Like most survivors of late stage tick borne illness, I’ve had to cross the Rubicon into the world of Invisible Illness, never to go back, and I’ve been left with the scars of a fighter. These are the scars that slowed me from going to the Emergency Room for an emergency appendectomy, because I worried my medical history would not be believed. These are the scars that prevented me from telling the medical provider everything, because I knew I looked ‘fine’. These are the scars that let the tiny voice in my brain generate self-doubt and ask, “is it all in your head? Maybe you should give up seeking an answer for your disabling symptoms.” These are the scars that had me wait nearly a year to see the above-mentioned gastroenterologist with new onset symptoms because I was tired, so tired, of the undignifying nature in which I felt I always had to defend my medical history and my Invisible Illness symptoms. These are the scars that have seen me lose friends to the stigma associated with Invisible Illness. Those scars are especially deep and they were preventable and remain unacceptable.

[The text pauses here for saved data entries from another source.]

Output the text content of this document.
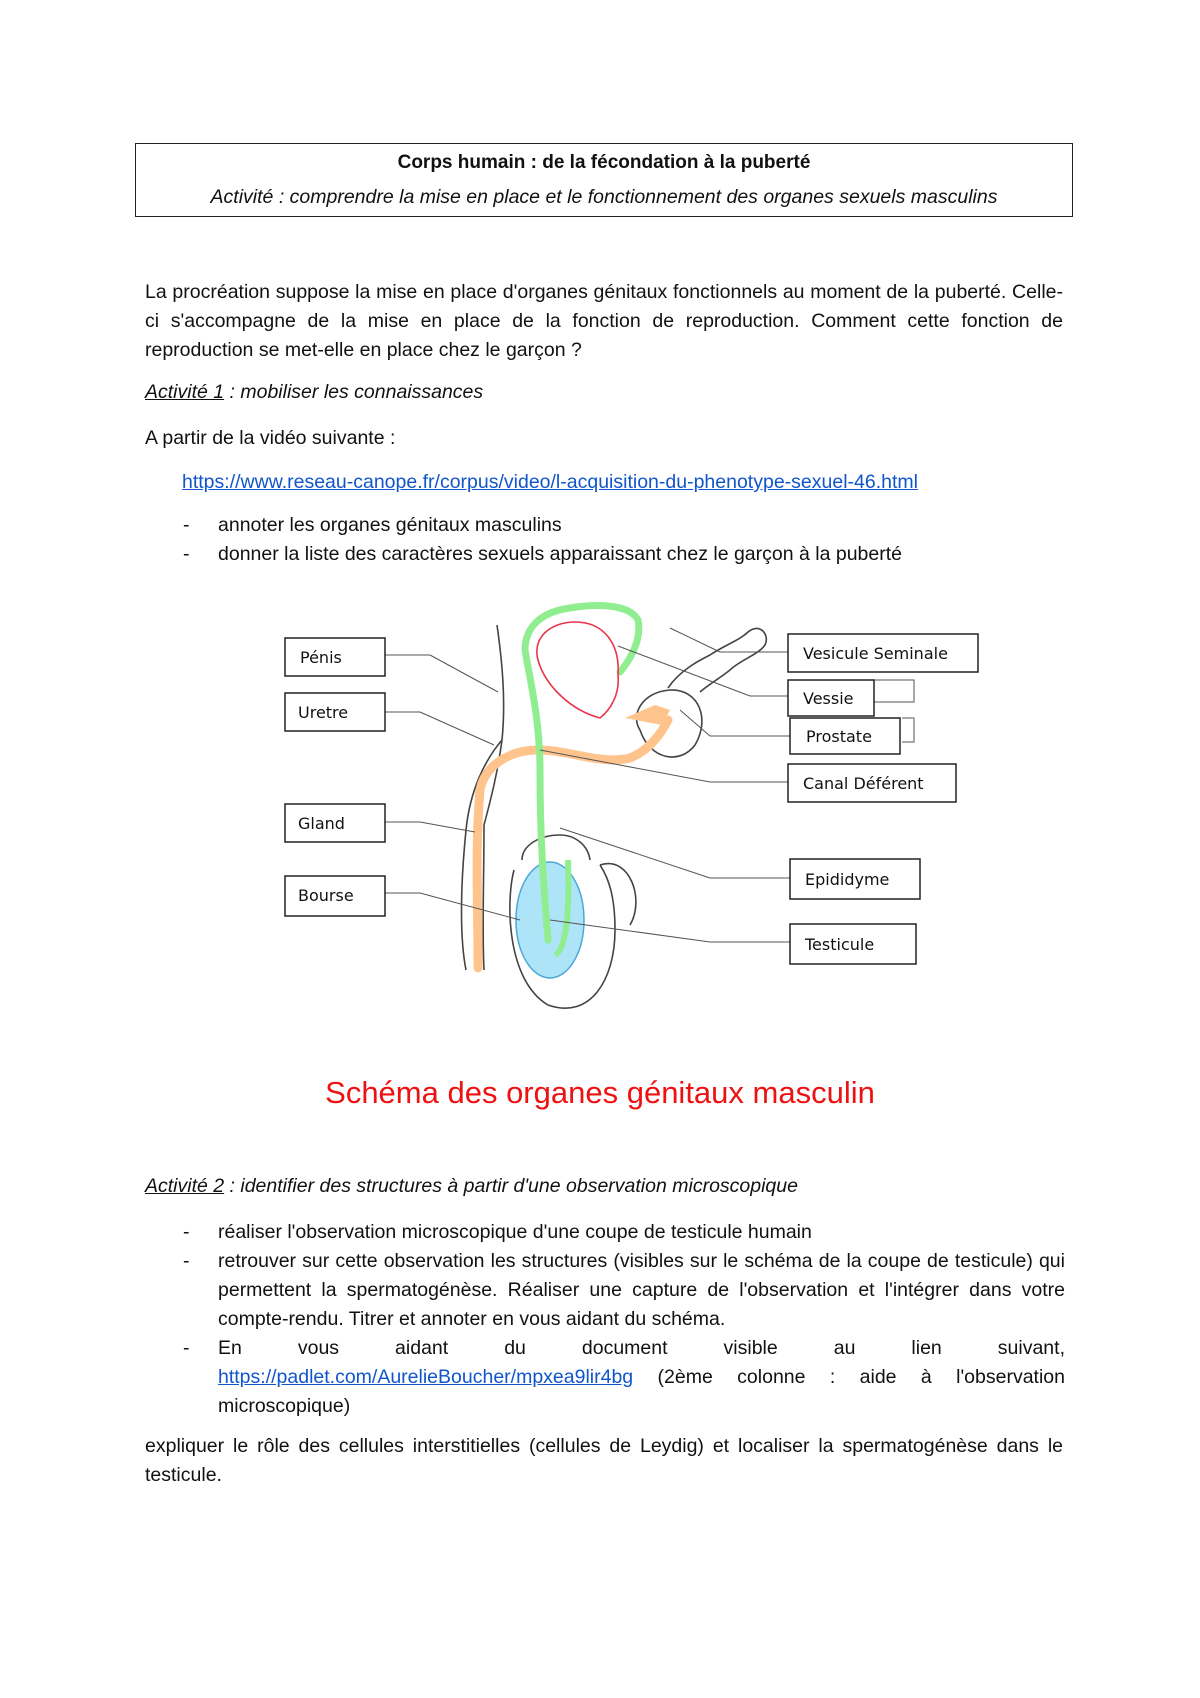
Corps humain : de la fécondation à la puberté
Activité : comprendre la mise en place et le fonctionnement des organes sexuels masculins
La procréation suppose la mise en place d'organes génitaux fonctionnels au moment de la puberté. Celle-ci s'accompagne de la mise en place de la fonction de reproduction. Comment cette fonction de reproduction se met-elle en place chez le garçon ?
Activité 1 : mobiliser les connaissances
A partir de la vidéo suivante :
https://www.reseau-canope.fr/corpus/video/l-acquisition-du-phenotype-sexuel-46.html
- annoter les organes génitaux masculins
- donner la liste des caractères sexuels apparaissant chez le garçon à la puberté
Pénis
Uretre
Gland
Bourse
Vesicule Seminale
Vessie
Prostate
Canal Déférent
Epididyme
Testicule
Schéma des organes génitaux masculin
Activité 2 : identifier des structures à partir d'une observation microscopique
- réaliser l'observation microscopique d'une coupe de testicule humain
- retrouver sur cette observation les structures (visibles sur le schéma de la coupe de testicule) qui permettent la spermatogénèse. Réaliser une capture de l'observation et l'intégrer dans votre compte-rendu. Titrer et annoter en vous aidant du schéma.
- En vous aidant du document visible au lien suivant, https://padlet.com/AurelieBoucher/mpxea9lir4bg (2ème colonne : aide à l'observation microscopique)
expliquer le rôle des cellules interstitielles (cellules de Leydig) et localiser la spermatogénèse dans le testicule.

These are also the scars that have led me to reinvent myself as a professional motivational speaker and to serve as a patient advocate for others with Invisible Illness. These are the scars that find me serving on government boards and providing public testimony at the highest levels of government in order to shift the conversation surrounding Invisible Illness. These are the scars that drive me on a daily basis to give voice to the voiceless and to join forces with those who do the same. These are the scars that recognize world-class healthcare providers and great patients must work together to bridge the gap in the understanding, acknowledgement, and acceptance of Invisible Illness. These are the scars that recognize our frontline medical providers, especially in the era of COVID-19, are humans too….and deal with their own Invisible Illness. These scars remind me that when it comes to Invisible Illness, we are all in this together. These are the scars the led me to accept the honor and responsibility of becoming the Patient Advocacy Chair at Invisible International. This is my Invisible Illness story.